Ahora bien, es innegable que la aparición de esta facción es también una prueba más del punto de tensión hasta donde nos han traído los partidos políticos tradicionales y su incapacidad para alcanzar acuerdos que construyan un buen futuro para Chile, incluso en medio de una crisis sanitaria global. Es un síntoma del problema de fondo.

No son tiempos para permitirnos este tipo de insinuaciones, ni tampoco es el rol que les corresponde cumplir.
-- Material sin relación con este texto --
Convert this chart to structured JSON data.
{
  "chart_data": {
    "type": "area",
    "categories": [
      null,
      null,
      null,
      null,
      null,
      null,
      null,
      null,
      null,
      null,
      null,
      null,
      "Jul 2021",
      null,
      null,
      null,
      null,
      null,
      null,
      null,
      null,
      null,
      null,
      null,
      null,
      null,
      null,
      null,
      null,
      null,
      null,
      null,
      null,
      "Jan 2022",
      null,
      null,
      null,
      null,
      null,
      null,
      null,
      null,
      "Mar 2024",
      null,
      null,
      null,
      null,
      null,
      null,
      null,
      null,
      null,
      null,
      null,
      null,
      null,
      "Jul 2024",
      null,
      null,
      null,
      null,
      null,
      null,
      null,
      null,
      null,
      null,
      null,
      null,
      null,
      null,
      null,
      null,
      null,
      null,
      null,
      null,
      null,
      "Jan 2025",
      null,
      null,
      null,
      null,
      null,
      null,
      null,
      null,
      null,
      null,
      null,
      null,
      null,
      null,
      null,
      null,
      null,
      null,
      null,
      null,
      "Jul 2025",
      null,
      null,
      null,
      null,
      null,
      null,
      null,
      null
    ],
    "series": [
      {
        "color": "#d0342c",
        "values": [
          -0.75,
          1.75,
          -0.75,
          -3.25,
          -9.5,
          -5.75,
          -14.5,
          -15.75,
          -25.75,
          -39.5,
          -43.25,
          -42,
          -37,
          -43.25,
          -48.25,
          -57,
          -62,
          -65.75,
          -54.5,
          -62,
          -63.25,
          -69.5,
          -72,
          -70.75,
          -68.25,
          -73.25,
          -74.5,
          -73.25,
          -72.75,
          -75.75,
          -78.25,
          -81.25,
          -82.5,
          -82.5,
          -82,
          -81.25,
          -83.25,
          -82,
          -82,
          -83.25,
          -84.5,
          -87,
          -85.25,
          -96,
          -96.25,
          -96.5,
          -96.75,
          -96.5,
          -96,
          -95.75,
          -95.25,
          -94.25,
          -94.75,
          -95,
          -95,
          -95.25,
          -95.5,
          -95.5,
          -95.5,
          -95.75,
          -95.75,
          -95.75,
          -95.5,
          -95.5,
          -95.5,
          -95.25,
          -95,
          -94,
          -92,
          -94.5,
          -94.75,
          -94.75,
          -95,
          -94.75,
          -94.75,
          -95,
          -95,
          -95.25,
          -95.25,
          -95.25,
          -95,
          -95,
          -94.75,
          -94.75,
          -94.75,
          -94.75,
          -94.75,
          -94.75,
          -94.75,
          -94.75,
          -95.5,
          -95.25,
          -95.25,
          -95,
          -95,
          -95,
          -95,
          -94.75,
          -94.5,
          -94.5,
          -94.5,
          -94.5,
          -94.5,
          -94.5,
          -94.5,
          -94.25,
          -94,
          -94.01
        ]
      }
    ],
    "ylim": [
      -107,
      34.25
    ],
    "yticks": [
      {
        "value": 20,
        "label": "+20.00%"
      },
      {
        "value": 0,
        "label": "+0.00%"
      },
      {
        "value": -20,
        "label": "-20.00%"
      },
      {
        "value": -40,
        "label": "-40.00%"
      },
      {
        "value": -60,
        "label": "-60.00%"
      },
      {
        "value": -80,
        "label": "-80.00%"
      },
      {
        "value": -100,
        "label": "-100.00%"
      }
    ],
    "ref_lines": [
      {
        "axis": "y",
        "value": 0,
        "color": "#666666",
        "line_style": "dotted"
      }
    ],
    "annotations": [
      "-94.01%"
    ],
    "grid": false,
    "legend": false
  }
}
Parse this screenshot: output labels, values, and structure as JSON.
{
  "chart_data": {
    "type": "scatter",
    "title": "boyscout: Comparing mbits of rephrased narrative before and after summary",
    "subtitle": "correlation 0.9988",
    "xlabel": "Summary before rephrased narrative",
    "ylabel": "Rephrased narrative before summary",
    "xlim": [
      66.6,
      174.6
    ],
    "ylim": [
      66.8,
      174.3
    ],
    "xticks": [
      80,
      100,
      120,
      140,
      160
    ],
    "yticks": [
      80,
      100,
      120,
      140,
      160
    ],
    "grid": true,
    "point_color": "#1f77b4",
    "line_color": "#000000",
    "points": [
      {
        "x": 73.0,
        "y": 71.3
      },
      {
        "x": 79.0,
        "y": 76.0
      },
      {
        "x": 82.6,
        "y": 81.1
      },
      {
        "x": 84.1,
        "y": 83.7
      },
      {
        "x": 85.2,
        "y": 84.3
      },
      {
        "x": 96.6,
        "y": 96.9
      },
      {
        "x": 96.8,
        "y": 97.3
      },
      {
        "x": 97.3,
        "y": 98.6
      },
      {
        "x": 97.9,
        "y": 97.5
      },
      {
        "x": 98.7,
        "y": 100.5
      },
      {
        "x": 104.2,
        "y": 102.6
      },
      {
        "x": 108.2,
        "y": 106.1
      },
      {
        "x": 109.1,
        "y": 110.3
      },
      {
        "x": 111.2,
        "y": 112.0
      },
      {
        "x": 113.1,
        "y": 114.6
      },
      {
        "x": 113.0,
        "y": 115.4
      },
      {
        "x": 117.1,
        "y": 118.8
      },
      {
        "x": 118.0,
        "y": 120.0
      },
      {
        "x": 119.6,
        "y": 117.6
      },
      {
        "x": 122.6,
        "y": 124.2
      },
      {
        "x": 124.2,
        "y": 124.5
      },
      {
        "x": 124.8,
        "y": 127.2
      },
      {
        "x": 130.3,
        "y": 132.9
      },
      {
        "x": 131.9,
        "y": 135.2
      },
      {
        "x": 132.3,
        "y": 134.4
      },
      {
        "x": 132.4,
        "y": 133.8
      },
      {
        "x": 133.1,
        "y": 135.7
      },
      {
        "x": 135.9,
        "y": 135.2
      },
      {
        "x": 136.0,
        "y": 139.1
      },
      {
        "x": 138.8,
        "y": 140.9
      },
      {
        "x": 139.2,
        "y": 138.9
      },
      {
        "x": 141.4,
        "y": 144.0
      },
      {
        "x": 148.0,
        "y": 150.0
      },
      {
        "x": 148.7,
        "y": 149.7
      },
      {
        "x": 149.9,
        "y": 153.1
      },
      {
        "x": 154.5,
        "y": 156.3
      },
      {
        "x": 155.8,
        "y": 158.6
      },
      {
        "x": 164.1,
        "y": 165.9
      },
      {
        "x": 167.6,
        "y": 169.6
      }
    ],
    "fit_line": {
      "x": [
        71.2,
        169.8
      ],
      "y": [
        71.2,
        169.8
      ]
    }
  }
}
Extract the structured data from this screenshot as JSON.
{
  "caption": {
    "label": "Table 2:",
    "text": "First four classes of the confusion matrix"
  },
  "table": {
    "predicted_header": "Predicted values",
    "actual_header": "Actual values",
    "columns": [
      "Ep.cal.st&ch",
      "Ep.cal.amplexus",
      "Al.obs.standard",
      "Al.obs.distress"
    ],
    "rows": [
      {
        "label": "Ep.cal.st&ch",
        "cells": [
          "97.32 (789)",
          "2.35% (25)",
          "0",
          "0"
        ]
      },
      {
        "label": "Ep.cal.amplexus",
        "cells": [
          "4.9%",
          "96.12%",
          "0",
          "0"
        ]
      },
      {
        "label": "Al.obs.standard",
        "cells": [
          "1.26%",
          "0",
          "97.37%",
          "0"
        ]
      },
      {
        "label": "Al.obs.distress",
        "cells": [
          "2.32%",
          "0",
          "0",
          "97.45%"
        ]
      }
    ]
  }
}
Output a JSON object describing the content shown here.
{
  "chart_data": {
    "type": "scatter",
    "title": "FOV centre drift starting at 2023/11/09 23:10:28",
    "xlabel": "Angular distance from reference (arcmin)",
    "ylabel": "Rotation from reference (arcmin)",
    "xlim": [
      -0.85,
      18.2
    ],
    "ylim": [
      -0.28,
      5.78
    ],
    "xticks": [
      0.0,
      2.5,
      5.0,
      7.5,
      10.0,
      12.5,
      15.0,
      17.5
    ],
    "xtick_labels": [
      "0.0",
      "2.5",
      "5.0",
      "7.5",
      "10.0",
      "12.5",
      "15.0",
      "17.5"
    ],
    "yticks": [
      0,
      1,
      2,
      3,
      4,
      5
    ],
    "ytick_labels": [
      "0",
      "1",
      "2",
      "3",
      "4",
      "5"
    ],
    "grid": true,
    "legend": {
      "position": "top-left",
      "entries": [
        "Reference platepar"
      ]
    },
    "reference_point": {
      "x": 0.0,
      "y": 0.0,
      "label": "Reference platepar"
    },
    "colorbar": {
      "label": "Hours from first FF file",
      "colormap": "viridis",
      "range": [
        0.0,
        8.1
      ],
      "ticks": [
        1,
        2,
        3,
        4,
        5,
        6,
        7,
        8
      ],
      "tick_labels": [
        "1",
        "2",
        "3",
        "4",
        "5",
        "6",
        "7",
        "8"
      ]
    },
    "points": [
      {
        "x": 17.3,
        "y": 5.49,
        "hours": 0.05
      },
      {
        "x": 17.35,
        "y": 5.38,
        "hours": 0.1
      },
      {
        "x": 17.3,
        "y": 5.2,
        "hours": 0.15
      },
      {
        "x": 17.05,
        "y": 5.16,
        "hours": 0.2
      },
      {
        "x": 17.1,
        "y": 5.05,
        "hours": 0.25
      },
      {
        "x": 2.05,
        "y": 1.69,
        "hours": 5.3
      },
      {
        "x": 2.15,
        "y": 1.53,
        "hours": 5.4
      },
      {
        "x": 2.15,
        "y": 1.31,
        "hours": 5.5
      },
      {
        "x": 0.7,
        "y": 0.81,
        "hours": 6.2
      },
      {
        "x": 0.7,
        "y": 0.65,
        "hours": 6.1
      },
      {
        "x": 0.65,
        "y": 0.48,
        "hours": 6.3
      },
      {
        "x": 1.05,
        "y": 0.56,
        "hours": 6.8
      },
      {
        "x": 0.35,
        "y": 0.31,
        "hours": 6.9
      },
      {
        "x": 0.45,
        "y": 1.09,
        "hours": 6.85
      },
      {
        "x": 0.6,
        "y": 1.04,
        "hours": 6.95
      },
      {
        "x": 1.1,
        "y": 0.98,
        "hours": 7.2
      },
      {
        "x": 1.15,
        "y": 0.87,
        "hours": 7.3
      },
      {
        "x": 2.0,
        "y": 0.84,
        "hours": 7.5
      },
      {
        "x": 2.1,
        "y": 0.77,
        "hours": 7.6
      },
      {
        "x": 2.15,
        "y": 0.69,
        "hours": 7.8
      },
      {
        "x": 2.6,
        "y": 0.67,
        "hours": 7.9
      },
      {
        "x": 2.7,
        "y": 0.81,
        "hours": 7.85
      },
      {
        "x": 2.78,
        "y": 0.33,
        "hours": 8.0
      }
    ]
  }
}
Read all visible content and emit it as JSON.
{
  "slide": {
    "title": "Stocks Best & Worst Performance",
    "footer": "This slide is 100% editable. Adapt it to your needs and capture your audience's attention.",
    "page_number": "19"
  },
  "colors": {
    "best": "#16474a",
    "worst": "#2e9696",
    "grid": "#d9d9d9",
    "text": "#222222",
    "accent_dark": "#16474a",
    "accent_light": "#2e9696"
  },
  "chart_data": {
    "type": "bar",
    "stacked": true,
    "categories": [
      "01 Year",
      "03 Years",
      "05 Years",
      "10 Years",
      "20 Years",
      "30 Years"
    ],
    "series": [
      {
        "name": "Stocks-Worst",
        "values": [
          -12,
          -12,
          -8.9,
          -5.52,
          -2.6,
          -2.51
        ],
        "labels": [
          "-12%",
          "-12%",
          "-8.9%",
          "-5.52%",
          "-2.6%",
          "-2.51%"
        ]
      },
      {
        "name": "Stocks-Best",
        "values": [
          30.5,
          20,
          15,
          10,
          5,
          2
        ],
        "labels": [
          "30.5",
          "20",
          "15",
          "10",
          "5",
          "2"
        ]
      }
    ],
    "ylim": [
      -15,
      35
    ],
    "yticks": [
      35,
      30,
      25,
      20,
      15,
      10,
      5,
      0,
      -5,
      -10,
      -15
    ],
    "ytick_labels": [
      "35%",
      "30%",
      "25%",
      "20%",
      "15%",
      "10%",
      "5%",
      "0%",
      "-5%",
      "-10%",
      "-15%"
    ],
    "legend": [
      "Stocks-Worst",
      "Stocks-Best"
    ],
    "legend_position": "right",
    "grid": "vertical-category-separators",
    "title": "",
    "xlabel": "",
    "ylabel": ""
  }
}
Sin duda que dentro de la convención las facciones, además de viejos y nuevos bloques existirán y aplicarán distintas estrategias para poder superponer o hacer valer su visión de la vida sobre nuestra próxima Nueva Constitución, y quizás de estas alianzas surjan nuevos partidos o movimientos políticos, tan necesarios para la renovación y el futuro, pero, en estricto rigor, el poder que se les ha transferido mediante la elección, supone una responsabilidad democrática por sobre todas las cosas. Diálogo, respeto, tolerancia, además toda su inteligencia y espíritu enfocados en construir mecanismos que nos permitan abordar, incluso las mismas problemáticas que – de esta declaración – se pueden entender como diagnósticos de flagelos de nuestra sociedad, pero primero sométanse a la deliberación. No comienzas una conversación con un combo en el hocico, mucho menos la confección de la Carta Magna, por más razón que tengas o creas tener.

Por último, aclarar que el “Acuerdo por la Paz” fue la mejor solución que se pudo dar en tiempos de revuelta, donde nadie del poder político tenía la legitimidad suficiente como para calmar las aguas, ni tampoco el pueblo tenía representante visible algún, incluso, sigue sin tener una cabeza, sino un grupo electo de representantes y la oportunidad inédita que hoy vivimos con paridad de género y la participación protegida de nuestros pueblos ancestrales.

Nunca olvidar que solo la democracia se resuelve a sí misma, pues permite que crucemos ideas y suscita el escenario para resolver nuestras diferencias sin cruzar fuegos, por eso somos demócratas.